An additional 700 baby blankets will be distributed to mothers through the health centre in the "waiting area" operated by Médecins Sans Frontières. The distribution of extra winter clothes is also being arranged.

The UN refugee agency also is transferring 20,000 blankets from its Chaman warehouses for distribution among the internally displaced Afghans in Spin Boldak, the town just across the border inside Afghanistan. The first 13,000 blankets were trucked across the frontier this morning, and the rest should reach Spin Boldak before nightfall.

We have encouraged Afghans stuck at the makeshift sites in Spin Boldak and Chaman to move to the temporary Zhare Dasht camp, located west of Kandahar, which we established in August. Some 19,000 people did agree to move to this new site, where we have established proper services, but many wanted to remain in the makeshift border encampments.

Following the distributions in the "waiting area" and Spin Boldak - places where the displaced Afghans could be at greatest risk - blankets will be distributed in the rest of the refugee camps that were established in Pakistan's Balochistan Province a year ago to shelter Afghans fleeing the U.S.-led war against the Taliban.

Additional supplies are being obtained to meet the need for 121,000 more blankets in these refugee camps. Each refugee will receive one blanket.

In addition, UNHCR has begun distributing coal in the Chaman area. Heating coal will be supplied to all the refugee camps established in Balochistan last year.

The cold weather, with temperatures plunging at night to below -10ºC, had triggered rumours of deaths among the refugees and internally displaced Afghans living across the frontier in five makeshift camps located at Spin Boldak.

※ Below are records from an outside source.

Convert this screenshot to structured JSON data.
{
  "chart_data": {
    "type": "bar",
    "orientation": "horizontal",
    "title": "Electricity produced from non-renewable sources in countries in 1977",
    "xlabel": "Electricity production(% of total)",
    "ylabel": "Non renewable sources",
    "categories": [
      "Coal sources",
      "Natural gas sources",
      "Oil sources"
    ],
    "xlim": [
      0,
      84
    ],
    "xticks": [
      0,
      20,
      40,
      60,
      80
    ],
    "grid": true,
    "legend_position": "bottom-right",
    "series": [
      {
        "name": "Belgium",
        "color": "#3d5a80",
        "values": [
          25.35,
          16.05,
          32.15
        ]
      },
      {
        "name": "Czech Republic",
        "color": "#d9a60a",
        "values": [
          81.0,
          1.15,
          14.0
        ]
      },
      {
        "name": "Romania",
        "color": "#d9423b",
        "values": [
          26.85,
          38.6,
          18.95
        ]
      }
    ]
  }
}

While there have been deaths from various causes over recent weeks, UNHCR has been unable to verify that any were caused by the current low temperatures.

Elsewhere, the Afghan Minister of Refugees and Repatriation, Mr. Enayatullah Nazari, has arrived in Islamabad to meet with UNHCR and Pakistan government officials and review the plans for next year's repatriation. He plans to meet with refugee representatives from camps in Pakistan's Baluchistan and North West Frontier Provinces before returning to Kabul on Saturday. More than 1.5 million Afghans have returned from Pakistan since UNHCR and the Afghan government began facilitating returns in March. The number of returns has dropped significantly since the start of autumn.